For individuals who need to exert control, they are likely experiencing sympathetic arousal (fight-or-flight mode), where the nervous system remains hyperalert, scanning for potential danger. Control becomes a strategy to reduce uncertainty, mitigate perceived risks, and create a sense of safety. They may have difficulty trusting the environment or others and thus rely heavily on controlling external circumstances to regulate their internal state.
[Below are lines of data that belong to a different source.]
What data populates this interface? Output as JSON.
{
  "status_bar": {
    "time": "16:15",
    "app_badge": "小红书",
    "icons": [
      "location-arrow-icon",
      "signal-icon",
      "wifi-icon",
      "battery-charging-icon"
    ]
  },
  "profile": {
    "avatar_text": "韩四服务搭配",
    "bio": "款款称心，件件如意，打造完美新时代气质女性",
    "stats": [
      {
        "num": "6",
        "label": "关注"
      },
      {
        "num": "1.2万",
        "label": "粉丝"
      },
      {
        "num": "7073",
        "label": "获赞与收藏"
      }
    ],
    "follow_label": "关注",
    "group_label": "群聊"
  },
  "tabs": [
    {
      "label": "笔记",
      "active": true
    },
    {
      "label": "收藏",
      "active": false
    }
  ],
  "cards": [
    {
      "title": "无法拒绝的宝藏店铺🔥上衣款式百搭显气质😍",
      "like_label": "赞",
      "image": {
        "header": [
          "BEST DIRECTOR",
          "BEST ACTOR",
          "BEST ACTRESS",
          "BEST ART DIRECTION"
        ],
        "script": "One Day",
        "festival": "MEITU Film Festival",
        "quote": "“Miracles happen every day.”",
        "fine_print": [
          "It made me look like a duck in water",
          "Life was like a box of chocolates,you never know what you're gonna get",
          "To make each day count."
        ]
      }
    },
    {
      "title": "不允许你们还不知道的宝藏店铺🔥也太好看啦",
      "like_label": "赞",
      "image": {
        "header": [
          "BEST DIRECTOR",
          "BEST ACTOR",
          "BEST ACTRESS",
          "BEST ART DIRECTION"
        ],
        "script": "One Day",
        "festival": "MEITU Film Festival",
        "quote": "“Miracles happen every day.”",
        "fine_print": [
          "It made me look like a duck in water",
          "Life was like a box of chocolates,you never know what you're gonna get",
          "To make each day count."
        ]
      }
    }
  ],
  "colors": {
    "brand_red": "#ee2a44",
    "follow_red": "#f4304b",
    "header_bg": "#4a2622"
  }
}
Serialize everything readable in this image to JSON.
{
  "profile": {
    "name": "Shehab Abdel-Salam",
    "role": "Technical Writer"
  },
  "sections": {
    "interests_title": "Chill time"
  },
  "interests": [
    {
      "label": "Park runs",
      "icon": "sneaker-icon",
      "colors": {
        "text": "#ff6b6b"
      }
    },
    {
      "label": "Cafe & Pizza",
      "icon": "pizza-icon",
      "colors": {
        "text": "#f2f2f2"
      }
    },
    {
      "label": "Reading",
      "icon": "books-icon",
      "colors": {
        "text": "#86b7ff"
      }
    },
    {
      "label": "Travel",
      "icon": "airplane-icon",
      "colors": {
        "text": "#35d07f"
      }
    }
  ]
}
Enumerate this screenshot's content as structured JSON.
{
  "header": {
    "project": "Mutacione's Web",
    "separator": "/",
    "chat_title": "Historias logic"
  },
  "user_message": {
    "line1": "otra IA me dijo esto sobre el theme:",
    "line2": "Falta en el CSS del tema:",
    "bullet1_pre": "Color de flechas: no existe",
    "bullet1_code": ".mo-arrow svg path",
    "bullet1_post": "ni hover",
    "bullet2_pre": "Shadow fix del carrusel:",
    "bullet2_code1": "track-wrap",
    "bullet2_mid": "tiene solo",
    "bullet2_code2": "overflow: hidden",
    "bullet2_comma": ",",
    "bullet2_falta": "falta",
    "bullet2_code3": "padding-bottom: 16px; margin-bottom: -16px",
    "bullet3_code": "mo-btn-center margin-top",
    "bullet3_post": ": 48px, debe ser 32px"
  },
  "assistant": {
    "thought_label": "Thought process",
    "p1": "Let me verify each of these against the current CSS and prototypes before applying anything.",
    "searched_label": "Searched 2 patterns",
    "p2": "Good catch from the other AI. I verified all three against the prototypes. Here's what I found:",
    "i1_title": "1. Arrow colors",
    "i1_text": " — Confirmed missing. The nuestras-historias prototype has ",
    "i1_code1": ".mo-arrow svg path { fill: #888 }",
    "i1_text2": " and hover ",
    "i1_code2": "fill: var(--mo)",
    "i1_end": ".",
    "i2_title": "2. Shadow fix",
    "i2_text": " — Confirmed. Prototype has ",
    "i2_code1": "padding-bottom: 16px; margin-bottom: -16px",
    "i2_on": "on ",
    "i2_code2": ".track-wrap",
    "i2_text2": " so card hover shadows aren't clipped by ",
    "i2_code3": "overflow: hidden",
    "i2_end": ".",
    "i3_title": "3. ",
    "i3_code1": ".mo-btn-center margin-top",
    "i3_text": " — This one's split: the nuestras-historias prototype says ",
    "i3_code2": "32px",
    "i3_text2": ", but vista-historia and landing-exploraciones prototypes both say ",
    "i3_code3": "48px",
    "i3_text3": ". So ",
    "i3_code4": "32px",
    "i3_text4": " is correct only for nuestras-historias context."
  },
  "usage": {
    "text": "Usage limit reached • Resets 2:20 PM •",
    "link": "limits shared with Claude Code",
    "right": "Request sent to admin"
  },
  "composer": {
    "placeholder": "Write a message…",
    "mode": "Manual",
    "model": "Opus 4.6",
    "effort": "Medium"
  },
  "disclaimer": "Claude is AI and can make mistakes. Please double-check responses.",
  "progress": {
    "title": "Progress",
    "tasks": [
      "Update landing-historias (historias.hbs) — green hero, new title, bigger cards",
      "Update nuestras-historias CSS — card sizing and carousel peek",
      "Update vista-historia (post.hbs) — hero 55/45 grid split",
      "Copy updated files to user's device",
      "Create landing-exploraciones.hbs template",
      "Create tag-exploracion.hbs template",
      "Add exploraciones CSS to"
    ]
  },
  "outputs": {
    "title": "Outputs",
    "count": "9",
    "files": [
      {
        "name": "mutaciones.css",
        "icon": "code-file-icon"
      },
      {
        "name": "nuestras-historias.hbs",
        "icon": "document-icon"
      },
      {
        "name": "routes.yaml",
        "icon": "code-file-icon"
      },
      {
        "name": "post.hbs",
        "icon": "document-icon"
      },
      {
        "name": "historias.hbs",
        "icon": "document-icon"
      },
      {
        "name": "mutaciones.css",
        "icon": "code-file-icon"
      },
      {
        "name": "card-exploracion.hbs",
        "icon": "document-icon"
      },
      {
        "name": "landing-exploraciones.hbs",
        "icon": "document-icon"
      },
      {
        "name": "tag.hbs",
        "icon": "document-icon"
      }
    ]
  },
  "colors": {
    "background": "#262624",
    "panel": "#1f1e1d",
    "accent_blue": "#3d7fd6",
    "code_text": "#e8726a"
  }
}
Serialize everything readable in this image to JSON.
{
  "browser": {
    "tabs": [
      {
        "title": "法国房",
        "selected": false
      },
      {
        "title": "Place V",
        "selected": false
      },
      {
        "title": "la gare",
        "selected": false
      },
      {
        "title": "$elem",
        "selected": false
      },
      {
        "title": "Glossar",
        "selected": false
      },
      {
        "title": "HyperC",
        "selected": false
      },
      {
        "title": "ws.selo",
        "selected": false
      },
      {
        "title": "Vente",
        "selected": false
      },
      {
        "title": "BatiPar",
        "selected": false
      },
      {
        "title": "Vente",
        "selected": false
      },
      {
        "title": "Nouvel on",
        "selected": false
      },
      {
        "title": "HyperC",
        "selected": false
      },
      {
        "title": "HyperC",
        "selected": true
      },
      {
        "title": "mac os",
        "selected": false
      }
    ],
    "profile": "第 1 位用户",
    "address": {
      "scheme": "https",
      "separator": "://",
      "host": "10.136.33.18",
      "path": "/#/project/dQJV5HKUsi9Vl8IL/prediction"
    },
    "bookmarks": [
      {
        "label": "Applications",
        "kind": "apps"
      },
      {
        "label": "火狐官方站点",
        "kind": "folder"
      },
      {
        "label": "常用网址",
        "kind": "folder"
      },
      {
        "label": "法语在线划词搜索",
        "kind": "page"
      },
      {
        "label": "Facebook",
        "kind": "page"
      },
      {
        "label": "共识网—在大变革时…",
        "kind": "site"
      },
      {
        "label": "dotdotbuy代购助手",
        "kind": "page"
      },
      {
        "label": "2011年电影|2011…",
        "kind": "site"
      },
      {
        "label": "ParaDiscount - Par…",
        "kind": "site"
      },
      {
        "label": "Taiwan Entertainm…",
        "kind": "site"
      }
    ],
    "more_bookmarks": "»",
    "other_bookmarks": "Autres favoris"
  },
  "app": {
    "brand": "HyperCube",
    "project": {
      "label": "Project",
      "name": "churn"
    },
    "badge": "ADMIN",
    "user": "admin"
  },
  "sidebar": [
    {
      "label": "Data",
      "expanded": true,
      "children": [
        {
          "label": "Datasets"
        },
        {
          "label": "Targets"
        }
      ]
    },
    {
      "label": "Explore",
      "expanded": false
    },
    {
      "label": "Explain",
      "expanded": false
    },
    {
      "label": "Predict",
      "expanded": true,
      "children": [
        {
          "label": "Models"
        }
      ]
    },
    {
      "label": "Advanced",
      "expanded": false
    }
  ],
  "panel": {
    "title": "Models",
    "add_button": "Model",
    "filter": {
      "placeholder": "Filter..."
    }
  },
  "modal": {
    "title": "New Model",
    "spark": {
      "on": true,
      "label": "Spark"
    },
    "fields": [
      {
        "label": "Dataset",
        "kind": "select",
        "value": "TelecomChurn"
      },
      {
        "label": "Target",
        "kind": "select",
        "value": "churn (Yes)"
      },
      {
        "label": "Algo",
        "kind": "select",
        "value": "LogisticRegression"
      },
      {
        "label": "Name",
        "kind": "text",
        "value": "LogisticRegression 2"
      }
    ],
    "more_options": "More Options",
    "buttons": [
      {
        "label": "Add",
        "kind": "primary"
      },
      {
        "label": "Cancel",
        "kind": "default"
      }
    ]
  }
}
This need for control can also be a response to past trauma or unsafe experiences where unpredictability and chaos might have been associated with danger. To regain a sense of safety, these individuals develop a habit of trying to control as much as possible, believing that doing so will prevent harm.
Therapeutically, understanding this through a Polyvagal lens suggests that supporting individuals in moving towards ventral vagal activation (a state of safety and social connection) can help them reduce their reliance on control as a coping mechanism. Techniques that enhance safety and foster co-regulation with others, like mindfulness, deep breathing, and safe relational experiences, can gently encourage a shift from a state of hypervigilance to a state of calm openness.